Pros
Trauma Bonded with colleagues about the work environment
Cons
I have never worked at a job that was so incompetently run. My role changed four different times, and half the time I only found out because I had to ask what was going on. Historians will one day study the American obsession with being “proud” of working outside business hours. The kids haven’t seen their dad in five days, but apparently that’s fine so long as the shareholders keep getting richer. There were twelve hands in the pie, all arguing with each other, all stemming from the same poor excuse for a CEO. Jobs would constantly get cut to “trim the fat,” only for the workload to be dumped onto whoever was left.
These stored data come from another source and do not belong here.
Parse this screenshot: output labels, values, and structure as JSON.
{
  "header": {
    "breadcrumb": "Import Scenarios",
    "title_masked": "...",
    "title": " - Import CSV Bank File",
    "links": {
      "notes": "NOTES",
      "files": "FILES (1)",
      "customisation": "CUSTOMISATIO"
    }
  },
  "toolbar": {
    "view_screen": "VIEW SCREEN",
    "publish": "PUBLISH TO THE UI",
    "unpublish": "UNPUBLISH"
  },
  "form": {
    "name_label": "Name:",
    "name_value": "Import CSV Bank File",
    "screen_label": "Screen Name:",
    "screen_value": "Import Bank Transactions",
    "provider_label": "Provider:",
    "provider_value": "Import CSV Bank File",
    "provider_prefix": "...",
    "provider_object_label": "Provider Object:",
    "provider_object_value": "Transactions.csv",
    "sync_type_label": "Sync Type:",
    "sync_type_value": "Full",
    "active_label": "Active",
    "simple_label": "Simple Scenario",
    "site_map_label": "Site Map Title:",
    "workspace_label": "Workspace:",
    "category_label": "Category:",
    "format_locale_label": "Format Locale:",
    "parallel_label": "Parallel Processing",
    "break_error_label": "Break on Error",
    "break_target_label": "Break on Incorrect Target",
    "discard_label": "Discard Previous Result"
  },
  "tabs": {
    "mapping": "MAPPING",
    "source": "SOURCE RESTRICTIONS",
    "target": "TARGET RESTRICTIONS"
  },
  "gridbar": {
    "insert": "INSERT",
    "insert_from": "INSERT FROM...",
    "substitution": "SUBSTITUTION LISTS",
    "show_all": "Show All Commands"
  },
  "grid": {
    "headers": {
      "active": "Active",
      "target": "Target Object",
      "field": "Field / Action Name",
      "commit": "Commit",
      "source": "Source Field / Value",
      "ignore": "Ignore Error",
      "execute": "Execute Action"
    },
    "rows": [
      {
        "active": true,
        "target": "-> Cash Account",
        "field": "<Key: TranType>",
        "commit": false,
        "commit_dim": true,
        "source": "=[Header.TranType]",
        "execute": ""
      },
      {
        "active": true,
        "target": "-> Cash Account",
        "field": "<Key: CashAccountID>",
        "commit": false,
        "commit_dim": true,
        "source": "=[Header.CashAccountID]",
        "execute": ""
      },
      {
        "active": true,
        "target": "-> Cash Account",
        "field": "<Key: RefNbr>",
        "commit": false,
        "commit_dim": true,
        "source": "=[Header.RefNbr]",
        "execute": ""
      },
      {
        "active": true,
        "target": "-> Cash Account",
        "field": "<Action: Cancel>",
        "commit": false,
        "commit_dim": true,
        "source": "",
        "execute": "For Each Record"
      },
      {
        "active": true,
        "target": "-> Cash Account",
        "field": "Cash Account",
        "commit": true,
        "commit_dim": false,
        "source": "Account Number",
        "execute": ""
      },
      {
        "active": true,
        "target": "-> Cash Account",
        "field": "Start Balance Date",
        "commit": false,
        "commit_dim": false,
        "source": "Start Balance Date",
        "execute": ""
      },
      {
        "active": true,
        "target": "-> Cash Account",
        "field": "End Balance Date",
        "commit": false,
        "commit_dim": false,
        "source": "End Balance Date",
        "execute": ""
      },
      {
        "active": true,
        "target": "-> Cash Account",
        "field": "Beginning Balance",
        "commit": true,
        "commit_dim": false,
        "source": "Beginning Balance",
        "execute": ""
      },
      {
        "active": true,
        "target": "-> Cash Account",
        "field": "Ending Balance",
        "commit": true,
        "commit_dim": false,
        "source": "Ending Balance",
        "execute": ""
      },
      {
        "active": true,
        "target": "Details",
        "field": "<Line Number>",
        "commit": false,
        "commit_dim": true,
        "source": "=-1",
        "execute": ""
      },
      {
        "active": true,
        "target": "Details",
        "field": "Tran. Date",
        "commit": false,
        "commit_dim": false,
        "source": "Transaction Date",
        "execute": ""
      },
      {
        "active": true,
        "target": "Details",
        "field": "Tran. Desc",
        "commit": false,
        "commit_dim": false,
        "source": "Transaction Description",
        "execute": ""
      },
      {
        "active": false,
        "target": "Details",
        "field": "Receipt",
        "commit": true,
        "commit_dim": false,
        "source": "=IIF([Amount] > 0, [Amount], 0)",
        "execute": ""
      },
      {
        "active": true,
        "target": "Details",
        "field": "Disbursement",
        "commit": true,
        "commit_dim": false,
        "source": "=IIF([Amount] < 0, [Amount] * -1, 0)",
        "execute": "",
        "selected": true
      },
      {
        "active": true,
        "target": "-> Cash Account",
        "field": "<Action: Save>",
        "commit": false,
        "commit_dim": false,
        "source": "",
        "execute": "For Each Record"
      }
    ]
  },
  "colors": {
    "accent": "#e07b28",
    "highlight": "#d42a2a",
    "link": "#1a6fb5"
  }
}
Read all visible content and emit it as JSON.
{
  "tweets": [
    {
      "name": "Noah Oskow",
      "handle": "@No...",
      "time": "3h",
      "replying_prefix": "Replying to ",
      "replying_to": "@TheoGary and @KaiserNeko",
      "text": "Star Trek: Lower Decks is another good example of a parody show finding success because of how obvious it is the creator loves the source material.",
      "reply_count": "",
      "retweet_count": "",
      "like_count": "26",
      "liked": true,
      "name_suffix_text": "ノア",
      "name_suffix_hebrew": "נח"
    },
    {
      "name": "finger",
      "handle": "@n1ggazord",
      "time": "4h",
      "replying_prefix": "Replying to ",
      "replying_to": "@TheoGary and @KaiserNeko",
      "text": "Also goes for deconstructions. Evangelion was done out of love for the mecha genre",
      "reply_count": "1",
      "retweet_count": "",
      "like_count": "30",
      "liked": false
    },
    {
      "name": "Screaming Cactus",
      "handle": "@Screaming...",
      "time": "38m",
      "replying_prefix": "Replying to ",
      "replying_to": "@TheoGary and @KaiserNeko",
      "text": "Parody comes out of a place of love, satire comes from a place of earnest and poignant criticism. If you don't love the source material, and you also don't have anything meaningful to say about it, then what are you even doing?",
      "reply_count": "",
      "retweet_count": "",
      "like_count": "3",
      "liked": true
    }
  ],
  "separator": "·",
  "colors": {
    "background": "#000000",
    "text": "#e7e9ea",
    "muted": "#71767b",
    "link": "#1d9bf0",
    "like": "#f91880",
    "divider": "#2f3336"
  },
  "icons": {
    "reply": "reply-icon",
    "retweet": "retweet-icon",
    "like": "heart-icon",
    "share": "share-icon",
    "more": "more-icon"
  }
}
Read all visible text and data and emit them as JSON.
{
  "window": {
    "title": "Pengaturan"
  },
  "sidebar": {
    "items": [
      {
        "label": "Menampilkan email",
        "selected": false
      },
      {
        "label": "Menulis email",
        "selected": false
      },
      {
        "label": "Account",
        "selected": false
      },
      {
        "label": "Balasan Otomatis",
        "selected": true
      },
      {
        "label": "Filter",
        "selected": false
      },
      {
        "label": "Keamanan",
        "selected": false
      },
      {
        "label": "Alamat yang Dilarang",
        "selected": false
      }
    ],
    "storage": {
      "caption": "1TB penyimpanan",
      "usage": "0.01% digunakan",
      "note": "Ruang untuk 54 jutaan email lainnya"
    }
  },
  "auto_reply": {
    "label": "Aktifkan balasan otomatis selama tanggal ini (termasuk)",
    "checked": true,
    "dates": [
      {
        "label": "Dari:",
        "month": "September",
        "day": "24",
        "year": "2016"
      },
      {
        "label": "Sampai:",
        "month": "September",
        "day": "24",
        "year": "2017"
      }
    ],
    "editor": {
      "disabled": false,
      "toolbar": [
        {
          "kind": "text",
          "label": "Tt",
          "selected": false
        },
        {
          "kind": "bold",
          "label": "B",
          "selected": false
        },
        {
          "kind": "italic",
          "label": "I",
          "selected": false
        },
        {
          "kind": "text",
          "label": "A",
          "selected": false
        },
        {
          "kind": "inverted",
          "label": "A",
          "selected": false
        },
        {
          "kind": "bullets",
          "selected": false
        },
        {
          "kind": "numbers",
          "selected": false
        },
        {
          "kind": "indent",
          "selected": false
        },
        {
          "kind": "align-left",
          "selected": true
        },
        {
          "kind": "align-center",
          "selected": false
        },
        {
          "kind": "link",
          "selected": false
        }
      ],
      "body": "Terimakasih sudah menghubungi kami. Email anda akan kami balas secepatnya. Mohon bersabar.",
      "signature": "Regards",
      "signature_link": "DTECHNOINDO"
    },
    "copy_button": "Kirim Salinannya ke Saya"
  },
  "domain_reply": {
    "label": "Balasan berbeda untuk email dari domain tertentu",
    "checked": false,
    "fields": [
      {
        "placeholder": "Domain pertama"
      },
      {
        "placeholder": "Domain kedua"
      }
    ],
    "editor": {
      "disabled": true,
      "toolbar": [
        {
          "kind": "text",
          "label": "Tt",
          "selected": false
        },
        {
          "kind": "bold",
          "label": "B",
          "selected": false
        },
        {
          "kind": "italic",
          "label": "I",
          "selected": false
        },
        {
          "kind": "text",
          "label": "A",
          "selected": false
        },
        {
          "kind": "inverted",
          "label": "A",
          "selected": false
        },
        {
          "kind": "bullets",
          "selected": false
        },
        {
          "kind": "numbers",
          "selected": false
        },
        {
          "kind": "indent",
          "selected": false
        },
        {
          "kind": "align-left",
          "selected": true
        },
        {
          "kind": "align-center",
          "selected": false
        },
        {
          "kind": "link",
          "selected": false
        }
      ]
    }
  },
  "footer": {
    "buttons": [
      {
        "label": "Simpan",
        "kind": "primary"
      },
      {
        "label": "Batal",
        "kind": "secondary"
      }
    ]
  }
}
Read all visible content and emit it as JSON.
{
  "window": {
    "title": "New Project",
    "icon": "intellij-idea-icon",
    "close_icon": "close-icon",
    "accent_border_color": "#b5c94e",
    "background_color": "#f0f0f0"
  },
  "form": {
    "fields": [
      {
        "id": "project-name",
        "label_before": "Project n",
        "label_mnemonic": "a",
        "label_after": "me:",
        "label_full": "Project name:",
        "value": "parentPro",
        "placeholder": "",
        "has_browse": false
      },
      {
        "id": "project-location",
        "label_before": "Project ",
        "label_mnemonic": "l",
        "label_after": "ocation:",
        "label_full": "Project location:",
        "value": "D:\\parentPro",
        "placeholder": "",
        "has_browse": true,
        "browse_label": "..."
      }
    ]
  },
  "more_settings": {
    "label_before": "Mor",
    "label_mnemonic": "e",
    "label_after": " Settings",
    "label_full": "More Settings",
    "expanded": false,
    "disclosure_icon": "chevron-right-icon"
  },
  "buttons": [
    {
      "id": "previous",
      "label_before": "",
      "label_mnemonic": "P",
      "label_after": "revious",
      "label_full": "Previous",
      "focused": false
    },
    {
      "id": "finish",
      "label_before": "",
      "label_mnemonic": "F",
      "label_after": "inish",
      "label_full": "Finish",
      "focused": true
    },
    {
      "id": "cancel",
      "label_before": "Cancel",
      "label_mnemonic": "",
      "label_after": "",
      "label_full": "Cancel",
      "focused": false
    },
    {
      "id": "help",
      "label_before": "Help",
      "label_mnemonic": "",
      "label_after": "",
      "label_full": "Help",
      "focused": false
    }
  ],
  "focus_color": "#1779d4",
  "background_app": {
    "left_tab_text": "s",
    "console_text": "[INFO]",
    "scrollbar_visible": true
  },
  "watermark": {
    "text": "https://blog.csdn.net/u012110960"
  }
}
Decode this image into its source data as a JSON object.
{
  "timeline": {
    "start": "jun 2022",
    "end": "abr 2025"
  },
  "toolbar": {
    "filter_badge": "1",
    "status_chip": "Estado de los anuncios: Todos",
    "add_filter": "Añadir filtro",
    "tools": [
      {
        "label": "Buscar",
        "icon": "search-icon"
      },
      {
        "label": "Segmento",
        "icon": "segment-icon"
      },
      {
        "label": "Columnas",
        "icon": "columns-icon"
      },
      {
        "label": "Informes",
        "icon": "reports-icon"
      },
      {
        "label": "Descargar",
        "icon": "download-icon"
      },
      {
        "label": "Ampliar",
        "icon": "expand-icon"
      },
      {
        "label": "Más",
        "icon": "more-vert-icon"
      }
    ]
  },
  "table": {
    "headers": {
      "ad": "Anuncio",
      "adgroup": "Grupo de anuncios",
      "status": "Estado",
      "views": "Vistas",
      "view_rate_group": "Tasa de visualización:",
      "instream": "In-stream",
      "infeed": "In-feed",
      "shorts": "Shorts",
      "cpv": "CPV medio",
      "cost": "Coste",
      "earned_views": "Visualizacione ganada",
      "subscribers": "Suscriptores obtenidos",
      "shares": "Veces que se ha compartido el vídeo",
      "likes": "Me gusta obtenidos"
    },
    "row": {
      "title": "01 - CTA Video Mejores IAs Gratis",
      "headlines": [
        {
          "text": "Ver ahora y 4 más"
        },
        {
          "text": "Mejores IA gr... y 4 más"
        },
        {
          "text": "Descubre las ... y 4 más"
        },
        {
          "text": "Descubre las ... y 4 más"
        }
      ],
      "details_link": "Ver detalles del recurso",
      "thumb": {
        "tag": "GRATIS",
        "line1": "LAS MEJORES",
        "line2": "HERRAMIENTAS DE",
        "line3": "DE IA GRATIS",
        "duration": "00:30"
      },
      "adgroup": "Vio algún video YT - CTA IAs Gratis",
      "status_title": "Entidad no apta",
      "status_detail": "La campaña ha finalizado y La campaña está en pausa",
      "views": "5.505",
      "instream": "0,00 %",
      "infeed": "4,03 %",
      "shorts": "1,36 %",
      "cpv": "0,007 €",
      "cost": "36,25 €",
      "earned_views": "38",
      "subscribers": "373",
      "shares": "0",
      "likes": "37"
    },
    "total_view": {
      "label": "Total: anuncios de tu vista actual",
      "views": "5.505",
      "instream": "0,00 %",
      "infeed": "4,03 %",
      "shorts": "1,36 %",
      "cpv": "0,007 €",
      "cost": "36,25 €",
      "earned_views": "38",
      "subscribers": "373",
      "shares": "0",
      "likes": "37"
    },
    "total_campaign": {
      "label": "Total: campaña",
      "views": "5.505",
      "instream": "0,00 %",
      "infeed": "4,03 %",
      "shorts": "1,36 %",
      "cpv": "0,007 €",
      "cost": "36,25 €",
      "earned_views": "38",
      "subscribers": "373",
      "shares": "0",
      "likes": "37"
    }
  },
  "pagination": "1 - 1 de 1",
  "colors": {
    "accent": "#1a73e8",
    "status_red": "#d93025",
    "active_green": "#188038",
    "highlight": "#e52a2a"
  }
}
Watching a team of four get reduced to two, only for those two exhausted people to be told, “You’ll manage,” and then a week later be accused of not pulling their weight, was genuinely absurd. It felt like I was watching a badly written TV show where the writers needed management to come across as cartoonishly incompetent and evil, so they stopped bothering with subtlety. Accountability only ever travelled downward. The consequences of terrible leadership decisions were felt exclusively by the people beneath them, while the C-suite sat untouched. And god forbid you were a C Suite pushed back against ideas that were obviously bad for the business or your team. That was the fastest way to get managed out, followed shortly after by the company-wide email saying, “XYZ has decided to move on from the business.”